In the meantime, major research universities across the country issued conflicting guidance to their researchers while struggling to analyze the memorandum on Tuesday. An email from University of Chicago Provost Katherine Baicker asked that researchers pause all nonpersonnel spending, including travel, purchases of supplies, and starting new experiments. On the other hand, the president, provost, and dean of research at Stanford University recommended that researchers supported by federal funds “should continue their normal activities” unless specifically instructed that their projects had been ordered to halt.

One researcher told C&EN that they were canceling the day’s planned activities to scramble to submit a mostly completed grant before the end of the day. According to Nicholas Bauer, a postdoctoral researcher at Harvard Medical School, he was unable to access the payment management system that supports NIH extramural funding on Jan. 28, but found his access restored on Jan. 29.

The OMB memo’s reversal appears to return NIH to the holding pattern Memoli outlined on Monday, with NIH staff prohibited from attending external meetings or starting new experiments and extramural funding decisions on hold for the time being. How long it may take to confirm a permanent NIH director is uncertain; the Senate has yet to schedule a hearing for nominee Jay Bhattacharya.

But on social media, White House press secretary Karoline Leavitt posted that the White House still intends to block funding to topics covered in the executive orders.

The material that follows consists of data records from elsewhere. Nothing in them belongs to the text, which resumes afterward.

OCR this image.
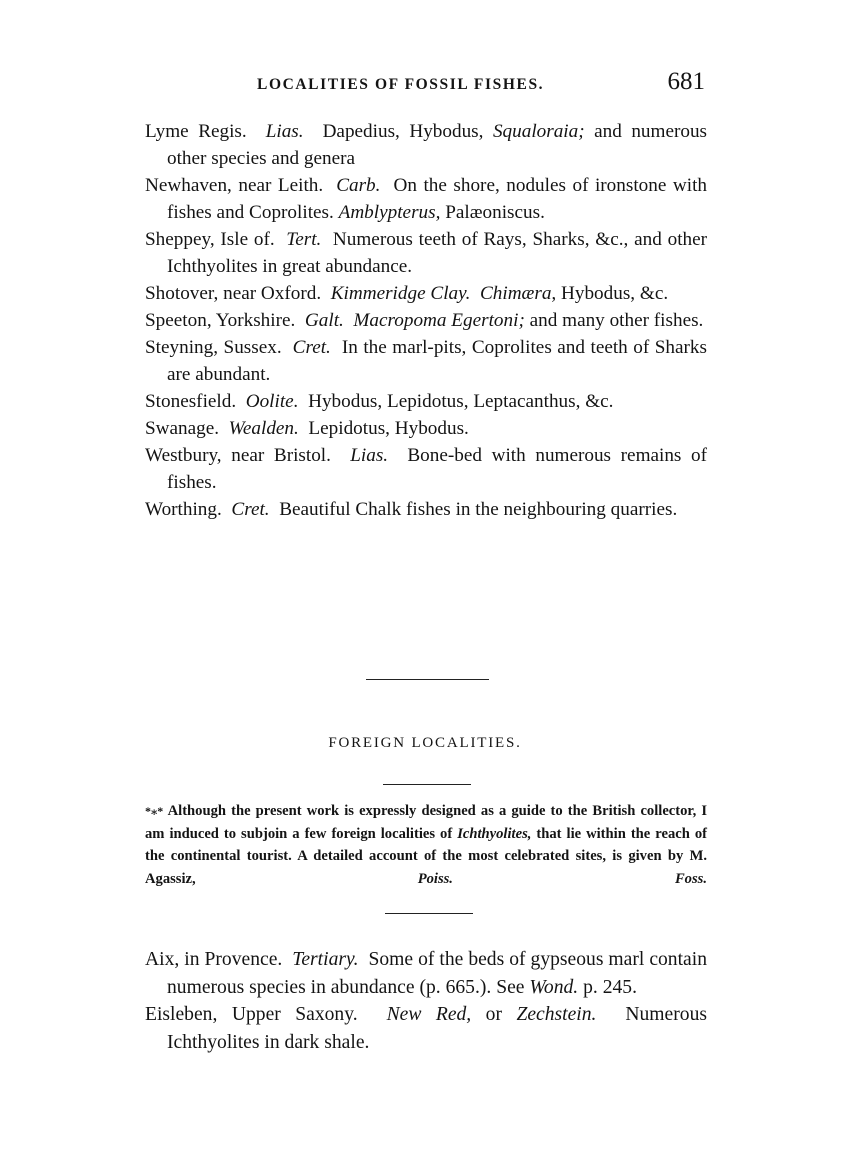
LOCALITIES OF FOSSIL FISHES.	681

Lyme Regis. Lias. Dapedius, Hybodus, Squaloraia; and numerous other species and genera

Newhaven, near Leith. Carb. On the shore, nodules of ironstone with fishes and Coprolites. Amblypterus, Palæoniscus.

Sheppey, Isle of. Tert. Numerous teeth of Rays, Sharks, &c., and other Ichthyolites in great abundance.

Shotover, near Oxford. Kimmeridge Clay. Chimæra, Hybodus, &c.

Speeton, Yorkshire. Galt. Macropoma Egertoni; and many other fishes.

Steyning, Sussex. Cret. In the marl-pits, Coprolites and teeth of Sharks are abundant.

Stonesfield. Oolite. Hybodus, Lepidotus, Leptacanthus, &c.

Swanage. Wealden. Lepidotus, Hybodus.

Westbury, near Bristol. Lias. Bone-bed with numerous remains of fishes.

Worthing. Cret. Beautiful Chalk fishes in the neighbouring quarries.

FOREIGN LOCALITIES.
*⁎* Although the present work is expressly designed as a guide to the British collector, I am induced to subjoin a few foreign localities of Ichthyolites, that lie within the reach of the continental tourist. A detailed account of the most celebrated sites, is given by M. Agassiz,	Poiss. Foss.

Aix, in Provence. Tertiary. Some of the beds of gypseous marl contain numerous species in abundance (p. 665.). See Wond. p. 245.

Eisleben, Upper Saxony. New Red, or Zechstein. Numerous Ichthyolites in dark shale.
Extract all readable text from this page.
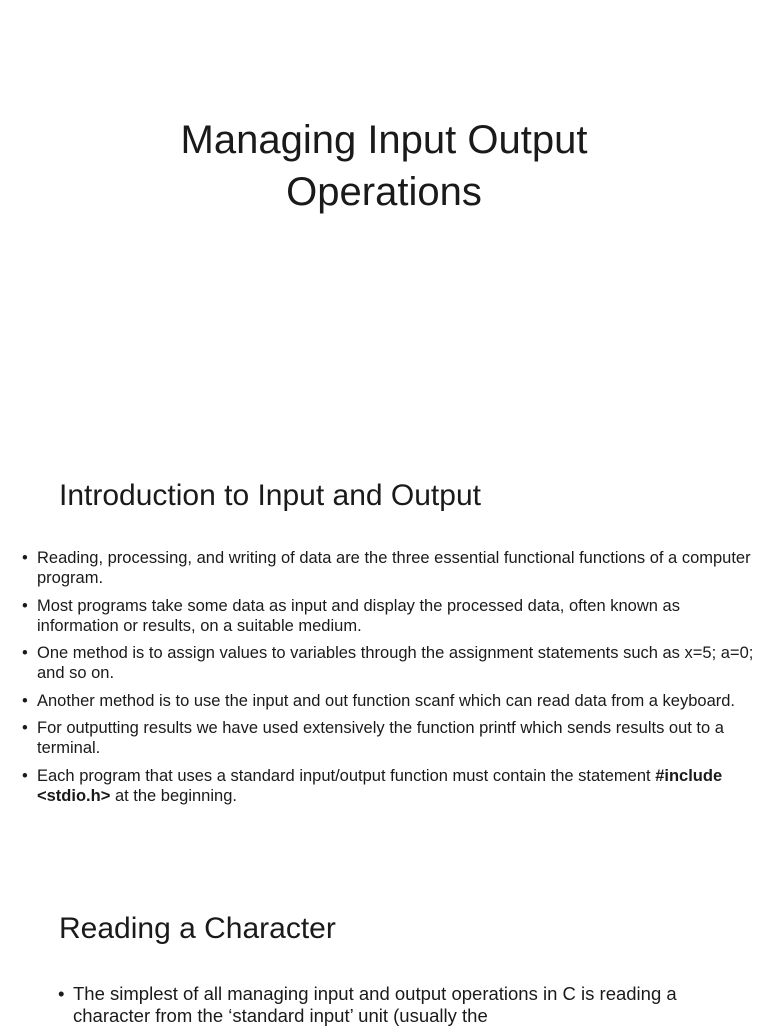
Managing Input Output
Operations
Introduction to Input and Output
• Reading, processing, and writing of data are the three essential functional functions of a computer program.
• Most programs take some data as input and display the processed data, often known as information or results, on a suitable medium.
• One method is to assign values to variables through the assignment statements such as x=5; a=0; and so on.
• Another method is to use the input and out function scanf which can read data from a keyboard.
• For outputting results we have used extensively the function printf which sends results out to a terminal.
• Each program that uses a standard input/output function must contain the statement #include <stdio.h> at the beginning.
Reading a Character
• The simplest of all managing input and output operations in C is reading a character from the ‘standard input’ unit (usually the
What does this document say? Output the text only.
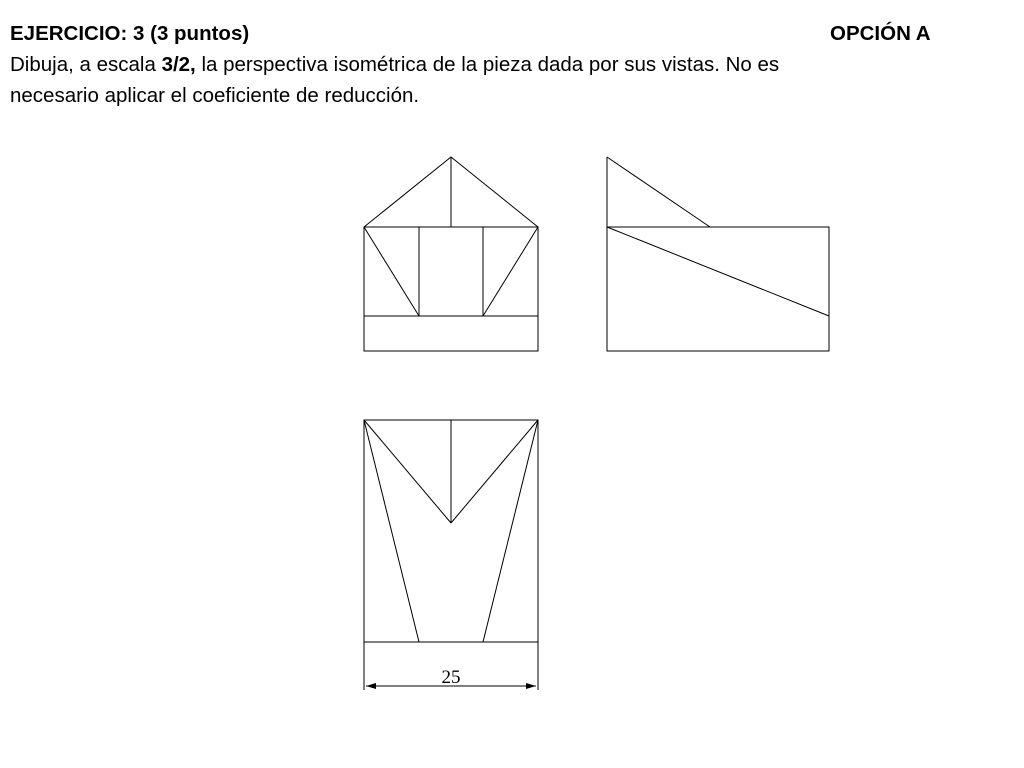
EJERCICIO: 3 (3 puntos)	OPCIÓN A
Dibuja, a escala 3/2, la perspectiva isométrica de la pieza dada por sus vistas. No es
necesario aplicar el coeficiente de reducción.
25
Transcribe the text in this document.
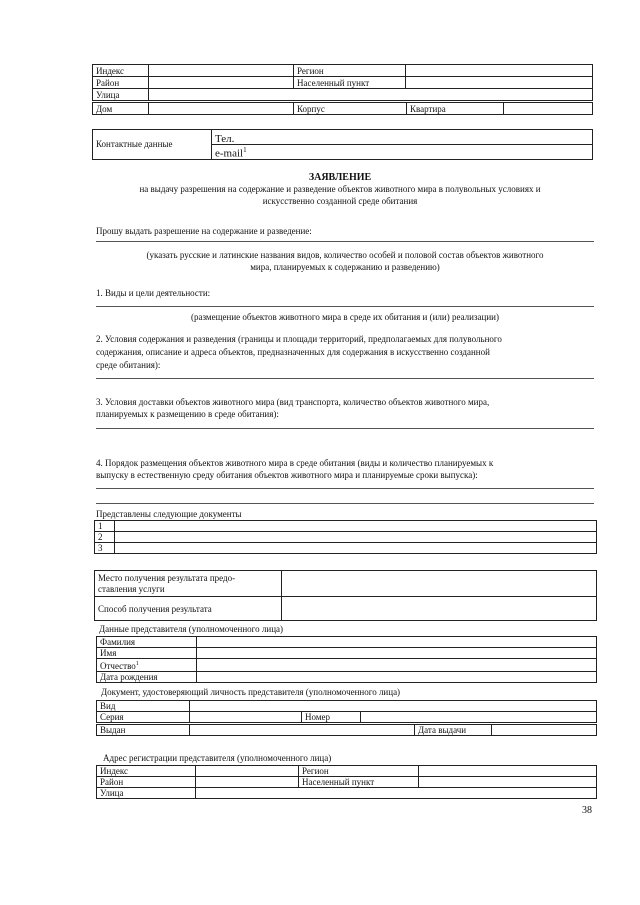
Индекс		Регион	
Район		Населенный пункт	
Улица			
Дом		Корпус	Квартира	
Контактные данные	Тел.
e-mail$^1$
ЗАЯВЛЕНИЕ
на выдачу разрешения на содержание и разведение объектов животного мира в полувольных условиях и
искусственно созданной среде обитания
Прошу выдать разрешение на содержание и разведение:
(указать русские и латинские названия видов, количество особей и половой состав объектов животного
мира, планируемых к содержанию и разведению)
1. Виды и цели деятельности:
(размещение объектов животного мира в среде их обитания и (или) реализации)
2. Условия содержания и разведения (границы и площади территорий, предполагаемых для полувольного
содержания, описание и адреса объектов, предназначенных для содержания в искусственно созданной
среде обитания):
3. Условия доставки объектов животного мира (вид транспорта, количество объектов животного мира,
планируемых к размещению в среде обитания):
4. Порядок размещения объектов животного мира в среде обитания (виды и количество планируемых к
выпуску в естественную среду обитания объектов животного мира и планируемые сроки выпуска):
Представлены следующие документы
1	
2	
3	
Место получения результата предо-
ставления услуги	

Способ получения результата	
Данные представителя (уполномоченного лица)
Фамилия	
Имя	
Отчество$^1$	
Дата рождения	
Документ, удостоверяющий личность представителя (уполномоченного лица)
Вид			
Серия		Номер	
Выдан		Дата выдачи	
Адрес регистрации представителя (уполномоченного лица)
Индекс		Регион	
Район		Населенный пункт	
Улица			
38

An additional Office of Management and Budget memo, reported by Politico but not posted publicly, requested more information from federal agencies on roughly 2,000 programs from across the government, including at least a dozen supported by the NIH. The list includes whole divisions, such as the Office of Research on Women’s Health, the National Center for Advancing Translational Sciences (NCATS), the Center for the Biomedical Advanced Research and Development Authority (BARDA), and the Advanced Research Projects Agency for Health (ARPA-H), along with specific research and training programs from other institutes and centers.

Though the HHS communications freeze lifted Feb. 1, Memoli has remained silent in public. According to a Feb. 4 NPR article, the NIH’s hiring freeze and block on new projects and patient recruitment remain in place. Some study sections resumed meeting to review grant applications, but other meetings of outside experts were abruptly canceled. Announcements of some grant opportunities, including programs aimed at workforce diversity and undergraduate research, disappeared from the NIH website. Scientists reported periodic loss of access to the NIH’s grant payment system, and a tool was disabled that had let researchers request more time to spend awarded funds.

Feb. 5 was one of the NIH’s three annual deadlines for new grant applications. In the continuing information vacuum, few were optimistic. One scientist who had succeeded in sending an application told C&EN, “Chances of it getting reviewed or funded are low, but for now we still seem to be able to submit."

UPDATE:

This story was updated on Feb. 6, 2025, to add information about National Institutes of Health communication and operations after the Health and Human Services communication ban was lifted.